5. emery wheel according to claim 4, which is characterized in that the length of octahedral pillar is 0.3~3.5mm；

Optionally, a diameter of 0.1~1mm of octahedral pillar；

Optionally, the feature angle between octahedral pillar is 60~120 degree.

6. emery wheel according to claim 1, which is characterized in that the equal length of the octahedral pillar of rescinded angle；

Optionally, the diameter of the octahedral pillar of the rescinded angle is equal.

7. emery wheel according to claim 6, which is characterized in that the length of the octahedral pillar of rescinded angle for 0.3~ 3.5mm；

Optionally, a diameter of 0.1~1mm of the octahedral pillar of the rescinded angle.

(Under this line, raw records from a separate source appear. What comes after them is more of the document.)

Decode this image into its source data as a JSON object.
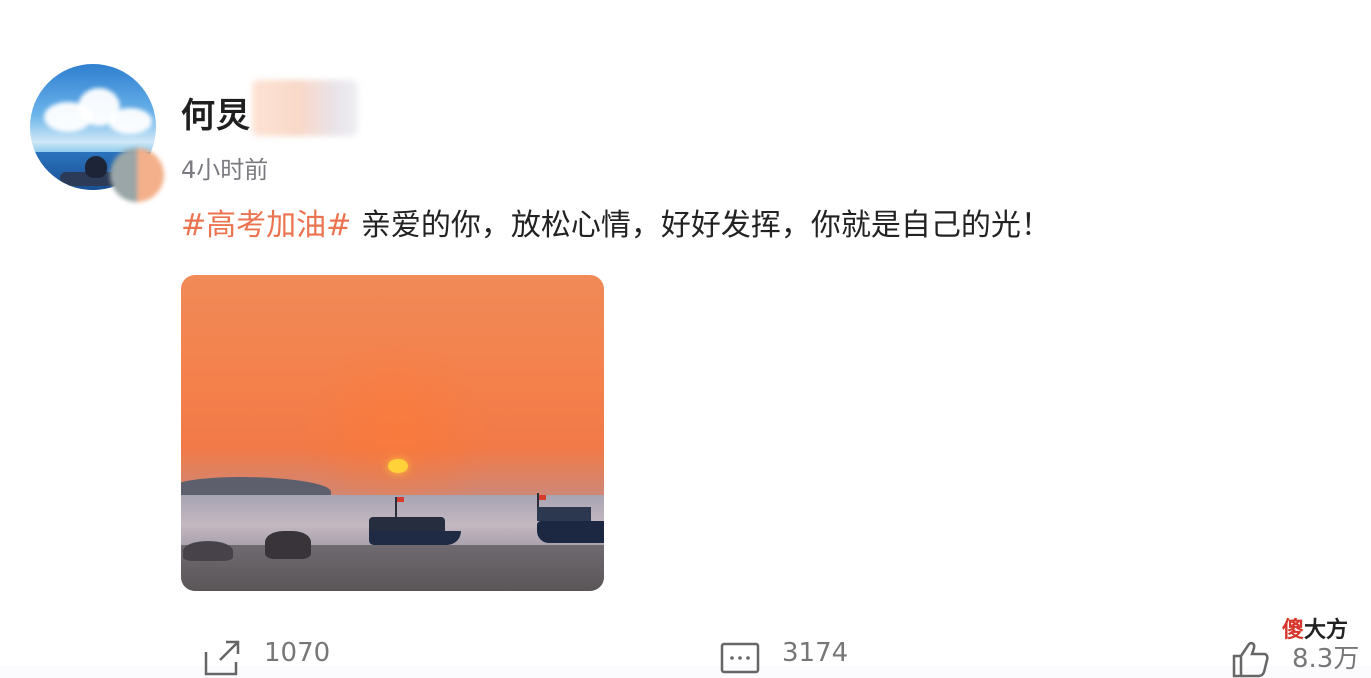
{
  "post": {
    "username": "何炅",
    "timestamp": "4小时前",
    "hashtag": "#高考加油#",
    "text": " 亲爱的你，放松心情，好好发挥，你就是自己的光！"
  },
  "actions": {
    "repost_count": "1070",
    "comment_count": "3174",
    "like_count": "8.3万"
  },
  "watermark": {
    "first": "傻",
    "rest": "大方"
  },
  "colors": {
    "hashtag": "#eb7350",
    "text": "#222222",
    "muted": "#7a7a80"
  },
  "icons": [
    "repost-icon",
    "comment-icon",
    "like-icon"
  ]
}
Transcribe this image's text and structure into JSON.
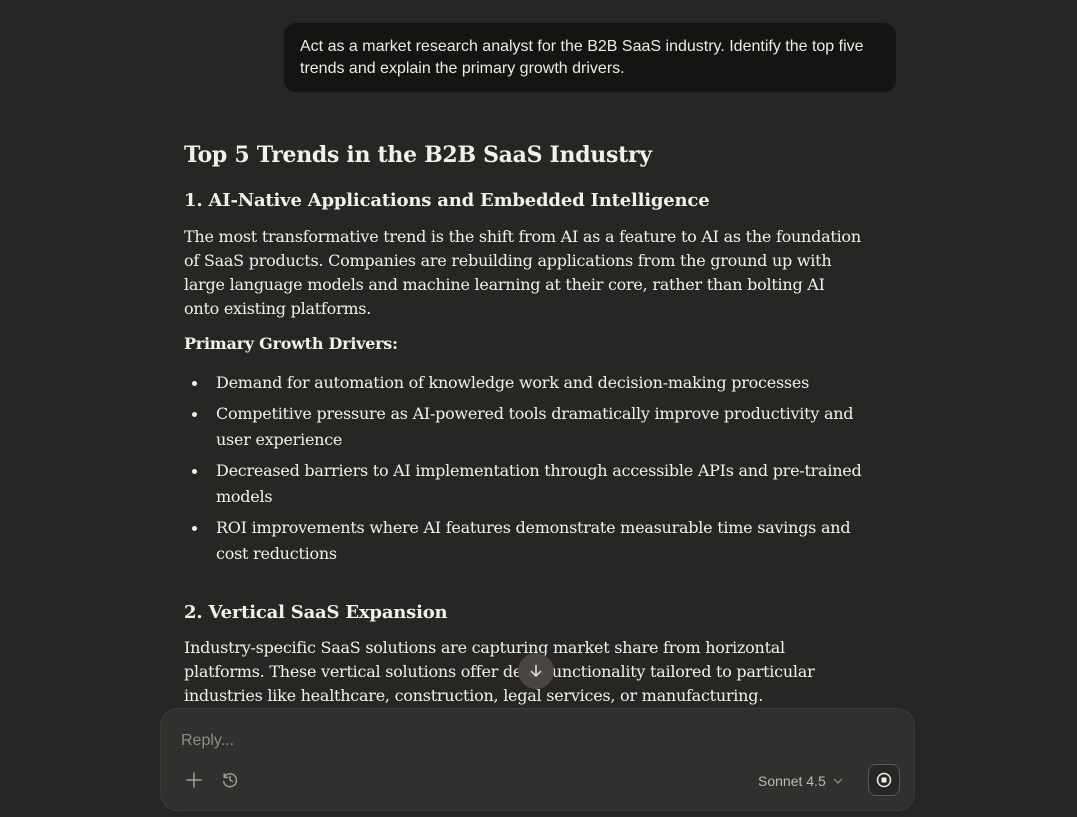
{
  "user_message": "Act as a market research analyst for the B2B SaaS industry. Identify the top five trends and explain the primary growth drivers.",
  "response": {
    "title": "Top 5 Trends in the B2B SaaS Industry",
    "sections": [
      {
        "heading": "1. AI-Native Applications and Embedded Intelligence",
        "paragraph": "The most transformative trend is the shift from AI as a feature to AI as the foundation of SaaS products. Companies are rebuilding applications from the ground up with large language models and machine learning at their core, rather than bolting AI onto existing platforms.",
        "drivers_label": "Primary Growth Drivers:",
        "drivers": [
          "Demand for automation of knowledge work and decision-making processes",
          "Competitive pressure as AI-powered tools dramatically improve productivity and user experience",
          "Decreased barriers to AI implementation through accessible APIs and pre-trained models",
          "ROI improvements where AI features demonstrate measurable time savings and cost reductions"
        ]
      },
      {
        "heading": "2. Vertical SaaS Expansion",
        "paragraph": "Industry-specific SaaS solutions are capturing market share from horizontal platforms. These vertical solutions offer deep functionality tailored to particular industries like healthcare, construction, legal services, or manufacturing."
      }
    ]
  },
  "composer": {
    "placeholder": "Reply...",
    "model": "Sonnet 4.5",
    "add_icon": "plus-icon",
    "history_icon": "clock-history-icon",
    "model_chevron_icon": "chevron-down-icon",
    "stop_icon": "stop-icon"
  },
  "scroll_icon": "arrow-down-icon",
  "colors": {
    "background": "#262624",
    "user_bubble": "#141413",
    "composer": "#30302e",
    "text": "#f2f0ea"
  }
}
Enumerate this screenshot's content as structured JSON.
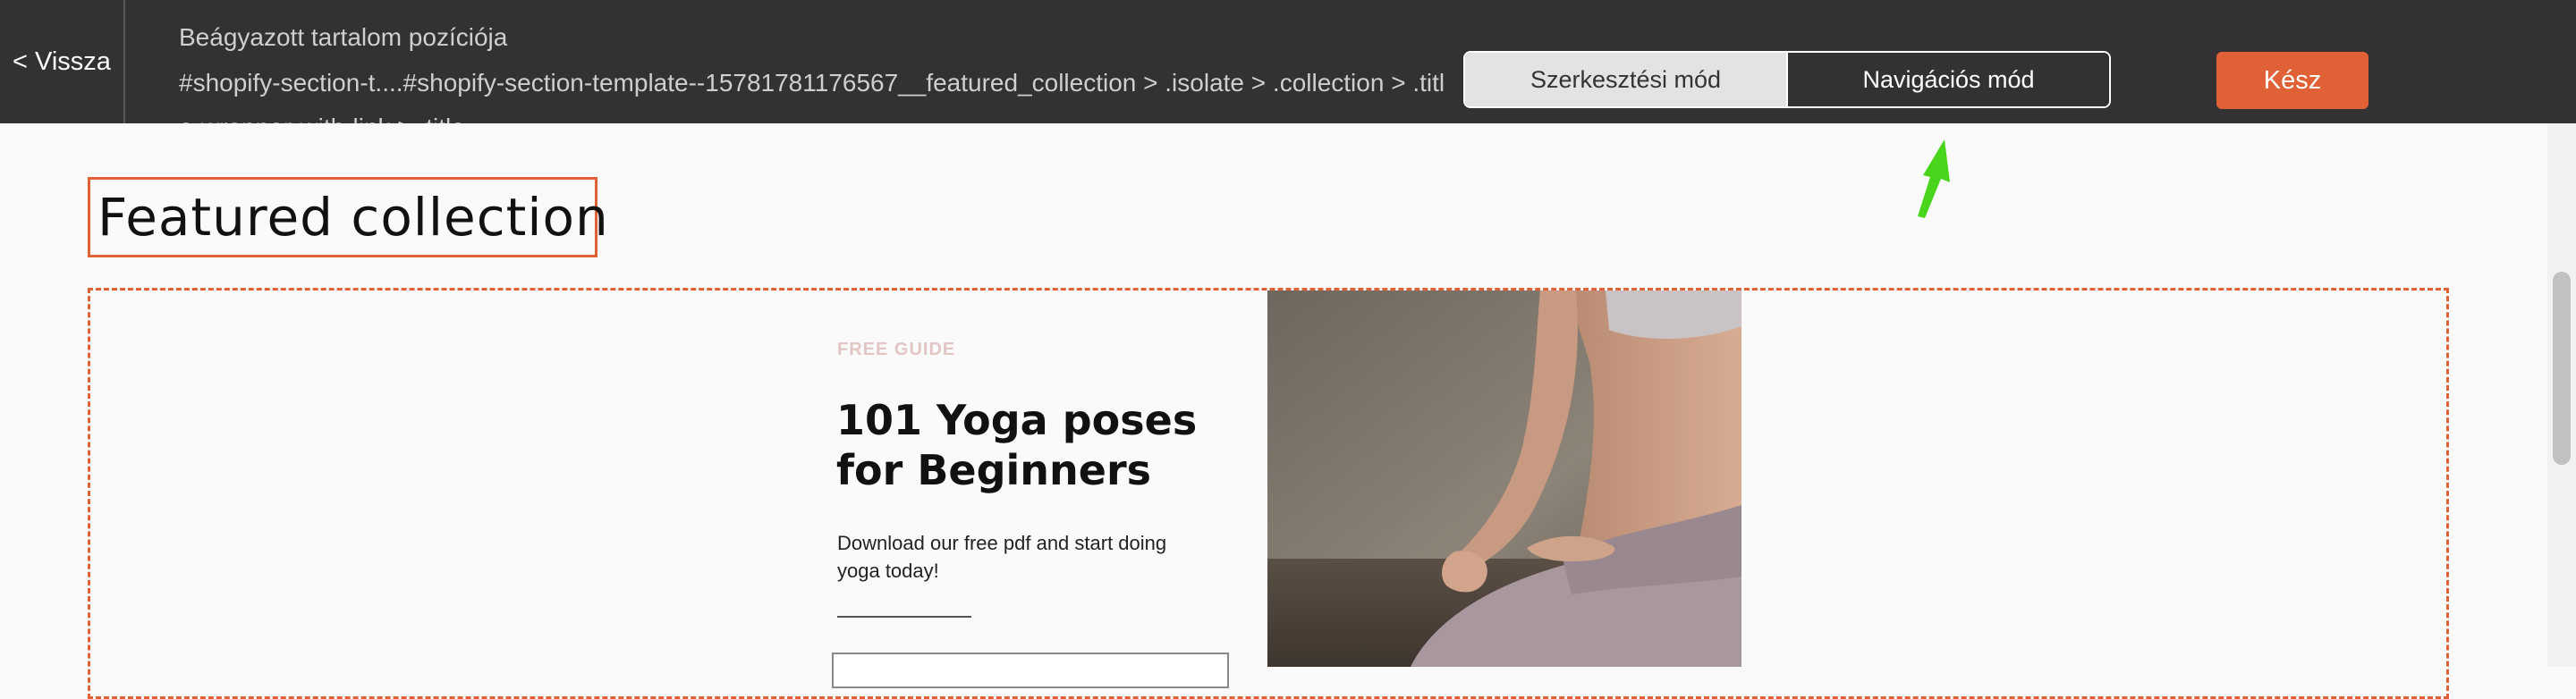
{
  "topbar": {
    "back_label": "< Vissza",
    "position_title": "Beágyazott tartalom pozíciója",
    "position_path": "#shopify-section-t....#shopify-section-template--15781781176567__featured_collection > .isolate > .collection > .title-wrapper-with-link > .title",
    "mode_edit_label": "Szerkesztési mód",
    "mode_nav_label": "Navigációs mód",
    "done_label": "Kész"
  },
  "content": {
    "collection_title": "Featured collection",
    "guide": {
      "eyebrow": "FREE GUIDE",
      "title": "101 Yoga poses for Beginners",
      "description": "Download our free pdf and start doing yoga today!"
    }
  },
  "colors": {
    "accent": "#df6135",
    "topbar_bg": "#333133",
    "cursor_arrow": "#48d51b"
  },
  "icons": {
    "cursor": "arrow-cursor-icon"
  }
}
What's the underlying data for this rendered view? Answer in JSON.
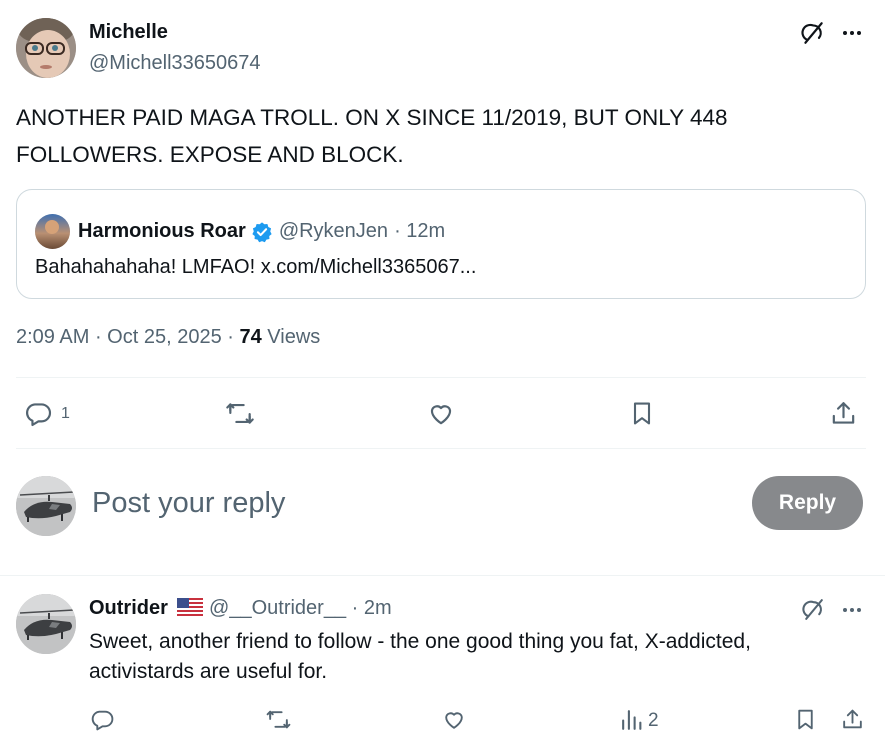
{
  "main_post": {
    "author_name": "Michelle",
    "author_handle": "@Michell33650674",
    "text": "ANOTHER PAID MAGA TROLL.  ON X SINCE 11/2019, BUT ONLY 448 FOLLOWERS.  EXPOSE AND BLOCK.",
    "quote": {
      "author_name": "Harmonious Roar",
      "author_handle": "@RykenJen",
      "time": "· 12m",
      "text": "Bahahahahaha! LMFAO! x.com/Michell3365067..."
    },
    "time": "2:09 AM",
    "date": "Oct 25, 2025",
    "views_count": "74",
    "views_label": "Views",
    "reply_count": "1"
  },
  "composer": {
    "placeholder": "Post your reply",
    "button_label": "Reply"
  },
  "reply_post": {
    "author_name": "Outrider",
    "author_handle": "@__Outrider__",
    "time": "· 2m",
    "text": "Sweet, another friend to follow - the one good thing you fat, X-addicted, activistards are useful for.",
    "views_count": "2"
  },
  "icons": {
    "grok": "grok-icon",
    "more": "more-icon",
    "reply": "reply-icon",
    "repost": "repost-icon",
    "like": "like-icon",
    "bookmark": "bookmark-icon",
    "share": "share-icon",
    "views": "views-icon",
    "verified": "verified-badge-icon",
    "flag": "us-flag-icon"
  },
  "colors": {
    "text": "#0f1419",
    "muted": "#536471",
    "border": "#cfd9de",
    "verified": "#1d9bf0",
    "reply_button_bg": "#87898c"
  }
}
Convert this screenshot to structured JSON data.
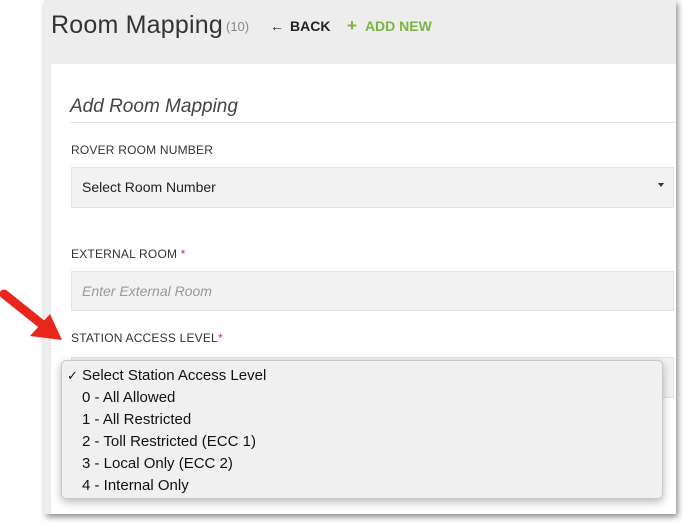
{
  "header": {
    "title": "Room Mapping",
    "count": "(10)",
    "back_label": "BACK",
    "add_new_label": "ADD NEW"
  },
  "form": {
    "heading": "Add Room Mapping",
    "rover_room": {
      "label": "ROVER ROOM NUMBER",
      "value": "Select Room Number"
    },
    "external_room": {
      "label": "EXTERNAL ROOM",
      "required_mark": "*",
      "placeholder": "Enter External Room"
    },
    "station_access": {
      "label": "STATION ACCESS LEVEL",
      "required_mark": "*",
      "options": [
        "Select Station Access Level",
        "0 - All Allowed",
        "1 - All Restricted",
        "2 - Toll Restricted (ECC 1)",
        "3 - Local Only (ECC 2)",
        "4 - Internal Only"
      ],
      "selected_index": 0,
      "check_mark": "✓"
    }
  },
  "colors": {
    "accent_green": "#7cb342",
    "required_red": "#d9342b",
    "arrow_red": "#e8261c"
  },
  "icons": {
    "back": "left-arrow-icon",
    "add": "plus-icon",
    "caret": "caret-down-icon",
    "check": "checkmark-icon"
  }
}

8. emery wheel according to claim 1, which is characterized in that described matrix material is metal material；

Preferably, described matrix material is steel alloy or cast aluminium.

A kind of 9. method for preparing claim 1~8 any one of them emery wheel, which is characterized in that including：

(1) abrasive particle, metal powder and filler are subjected to ball-milling treatment, to obtain batch mixing；

(2) by the laser sintered processing of making choice property of batch mixing, to obtain grinding main body；

(3) the grinding main body is subjected to assembling processing with the grinding wheel base body, to obtain the emery wheel；

Optionally, further comprise：(4) emery wheel is carried out modifying processing of putting the first edge on a knife or a pair of scissors；

Optionally, the metal powder, which is selected from, includes copper, cobalt, nickel, iron, aluminium, silver, neodymium, lead, lanthanum, cerium, molybdenum, silicon, chromium powder end extremely It is one of few；

Optionally, the filler, which is selected from, includes at least one of tungsten carbide, carborundum, graphite；

Optionally, the abrasive particle is diamond abrasive grain or cubic boron nitride abrasive grain；

Optionally, the grit size is 23~200 microns；

Optionally, the wear particle concentration is 10%~200%；

Optionally, the abrasive particle includes coating.

10. according to the method described in claim 9, it is characterized in that, the selective laser sintering described in step (2) is handled In, the power of laser is 10W~500W, and powder layer thickness is 0.02~0.5mm, linear scanning velocity for 100mm/s~ It is not small to be molded dust removal efficiency of the atmosphere under conditions of circularly purifying no more than 100ppm for 7000mm/s, the oxygen concentration of working cavity In 98%.